Hello,
I am writing a thesis on speech recognition of whistled speech (it’s a rare type of speech that replaces regular voice with whistling). I’m using a standard recipe for building a HMM-GMM model from examples; it goes from monophone training, through several phases of triphone training, to SGMM training. I changed MFCC parameters to fit whistled speech, and extracted both mfcc and pitch in data extraction, using the script written for that. Apart from that, I didn’t change much.
I used that recipe on data in Silbo Gomero, the whistled dialect of Spanish. I also used the unmodified recipe on the same amount of data in spoken Spanish, in order to compare the results. I used the same language model in both of these cases, since they are both Spanish.

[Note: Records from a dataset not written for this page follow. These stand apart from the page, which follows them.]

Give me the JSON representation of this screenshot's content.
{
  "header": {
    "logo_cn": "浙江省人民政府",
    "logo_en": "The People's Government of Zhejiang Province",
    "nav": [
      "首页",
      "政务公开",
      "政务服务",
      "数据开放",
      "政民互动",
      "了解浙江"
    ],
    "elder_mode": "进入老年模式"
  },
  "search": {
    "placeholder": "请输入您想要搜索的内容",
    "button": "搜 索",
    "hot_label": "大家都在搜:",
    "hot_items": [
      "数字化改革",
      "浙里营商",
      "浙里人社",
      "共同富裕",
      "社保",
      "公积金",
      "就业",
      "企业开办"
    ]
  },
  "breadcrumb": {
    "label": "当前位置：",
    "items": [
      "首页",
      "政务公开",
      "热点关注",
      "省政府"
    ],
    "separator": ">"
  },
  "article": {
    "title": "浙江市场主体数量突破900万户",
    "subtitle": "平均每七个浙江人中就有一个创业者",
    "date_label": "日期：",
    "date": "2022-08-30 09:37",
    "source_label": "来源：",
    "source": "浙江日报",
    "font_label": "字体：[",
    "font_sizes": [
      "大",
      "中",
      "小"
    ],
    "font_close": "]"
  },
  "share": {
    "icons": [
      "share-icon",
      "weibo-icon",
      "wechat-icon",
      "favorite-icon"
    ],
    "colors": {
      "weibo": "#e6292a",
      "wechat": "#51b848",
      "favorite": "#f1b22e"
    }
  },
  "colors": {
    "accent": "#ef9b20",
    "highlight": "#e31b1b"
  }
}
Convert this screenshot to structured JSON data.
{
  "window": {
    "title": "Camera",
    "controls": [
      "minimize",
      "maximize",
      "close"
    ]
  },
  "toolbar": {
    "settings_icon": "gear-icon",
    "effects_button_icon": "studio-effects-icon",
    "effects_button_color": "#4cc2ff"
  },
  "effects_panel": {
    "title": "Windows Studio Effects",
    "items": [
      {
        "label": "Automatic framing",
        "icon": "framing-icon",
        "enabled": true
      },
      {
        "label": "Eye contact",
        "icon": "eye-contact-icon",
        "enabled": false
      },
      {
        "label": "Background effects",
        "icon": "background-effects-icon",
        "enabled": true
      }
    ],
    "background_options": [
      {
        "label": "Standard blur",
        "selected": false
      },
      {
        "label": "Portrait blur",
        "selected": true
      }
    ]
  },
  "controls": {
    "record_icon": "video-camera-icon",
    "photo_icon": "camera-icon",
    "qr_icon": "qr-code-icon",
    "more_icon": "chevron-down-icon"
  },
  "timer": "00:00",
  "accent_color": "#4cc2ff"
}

Both cases return very similar WER and CER after the monophone training; however, after the triphone and SGMM training phases, the Spanish model gets more accurate, while the Silbo model looses accuracy. I’m a better linguist than I am a programmer, but from what I gathered, this might mean that phoneme alignment is difficult for my Silbo model; I am not sure how to check that, however.
I haven’t been able to find anyone with a similar issue on the internet. The problem I have is that this is either an inherent property of Kaldi working on whistled speech data, or just a bug I’ve been unable to fix; I’d rather not mistake a bug for a discovery, obviously.
If anyone encountered a situation where a monophone model works well, but none of the others do, or if anyone has an idea what might be causing that, please let me know. Please let me know if any additional information from me may help, too.
Thank you for help,
Maciej Jakubiak